The American tech company pays the American “body shop” that, in turn, pays the India-based “body shop” that, in turn, pays the actual employee an India-based salary.  Ergo...the employee does not pay any U.S. taxes. 

Immigration to the U.S. (for any reason) is a privilege, not a right.  It should be a very controlled and structured process with the end goal of assimilating the immigrant into the fabric of American culture.  Immigration should not be the handmaiden of multinational business interests or political gerrymandering.
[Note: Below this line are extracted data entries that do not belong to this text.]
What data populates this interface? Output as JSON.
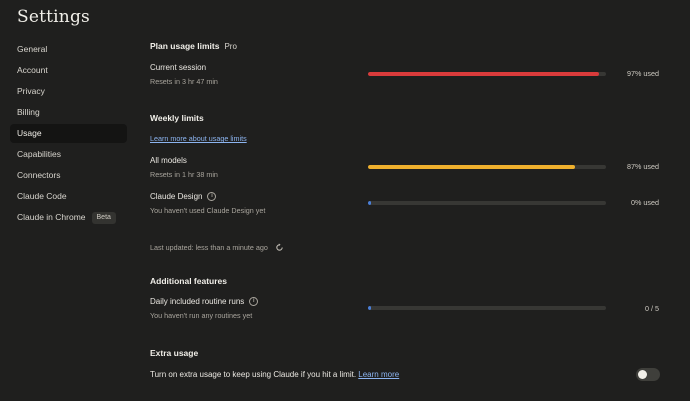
{
  "page": {
    "title": "Settings"
  },
  "sidebar": {
    "items": [
      {
        "label": "General",
        "active": false
      },
      {
        "label": "Account",
        "active": false
      },
      {
        "label": "Privacy",
        "active": false
      },
      {
        "label": "Billing",
        "active": false
      },
      {
        "label": "Usage",
        "active": true
      },
      {
        "label": "Capabilities",
        "active": false
      },
      {
        "label": "Connectors",
        "active": false
      },
      {
        "label": "Claude Code",
        "active": false
      },
      {
        "label": "Claude in Chrome",
        "active": false,
        "badge": "Beta"
      }
    ]
  },
  "plan": {
    "title": "Plan usage limits",
    "tier": "Pro",
    "current_session": {
      "label": "Current session",
      "reset": "Resets in 3 hr 47 min",
      "percent": 97,
      "usage_text": "97% used",
      "color": "#d93b3b"
    }
  },
  "weekly": {
    "title": "Weekly limits",
    "learn_more": "Learn more about usage limits",
    "all_models": {
      "label": "All models",
      "reset": "Resets in 1 hr 38 min",
      "percent": 87,
      "usage_text": "87% used",
      "color": "#efb02d"
    },
    "claude_design": {
      "label": "Claude Design",
      "note": "You haven't used Claude Design yet",
      "percent": 0,
      "usage_text": "0% used",
      "color": "#4a7fd8"
    },
    "last_updated": "Last updated: less than a minute ago"
  },
  "additional": {
    "title": "Additional features",
    "routines": {
      "label": "Daily included routine runs",
      "note": "You haven't run any routines yet",
      "used": 0,
      "total": 5,
      "usage_text": "0 / 5",
      "color": "#4a7fd8"
    }
  },
  "extra": {
    "title": "Extra usage",
    "description": "Turn on extra usage to keep using Claude if you hit a limit.",
    "link": "Learn more",
    "enabled": false
  },
  "icons": {
    "info": "info-icon",
    "refresh": "refresh-icon"
  }
}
Of course, with the brain child of multiculturalism, America is Balkanizing into tribal villages.  But that’s an issue for a few former and future articles. 

American culture and immigration have to be synchronized or this country will continue evolving into an international bazaar.  Otherwise, after the fruit stands are barren, the Kalyanpurs of this world will roll up their carpets and go home.  

I can remember, as a young student, my grandfather told me about arriving in America around the turn of the century.  He said that when the horizon broke, and he first saw the Statute of Liberty, he knew he was home.  All I ever heard was “Respect the laws, get an education and don’t embarrass your family”.  As a smart young student I thought how naively unsophisticated this old gent must be.   

Today, when I think about “my country” all I can imagine is the U.S..  And what do I think of when I revel in being an American?  Well, it’s not the “suburban good life”, paying my taxes or being drained by liberal babble that comes to mind.  For me, America always comes back to the noble experiment given life in the Constitution and Bill of Rights.  The thrill of liberty’s journey is my America.   

I guess that as that young student, I wasn’t that sophisticated, but I certainly needed that education...and so do our elected officials!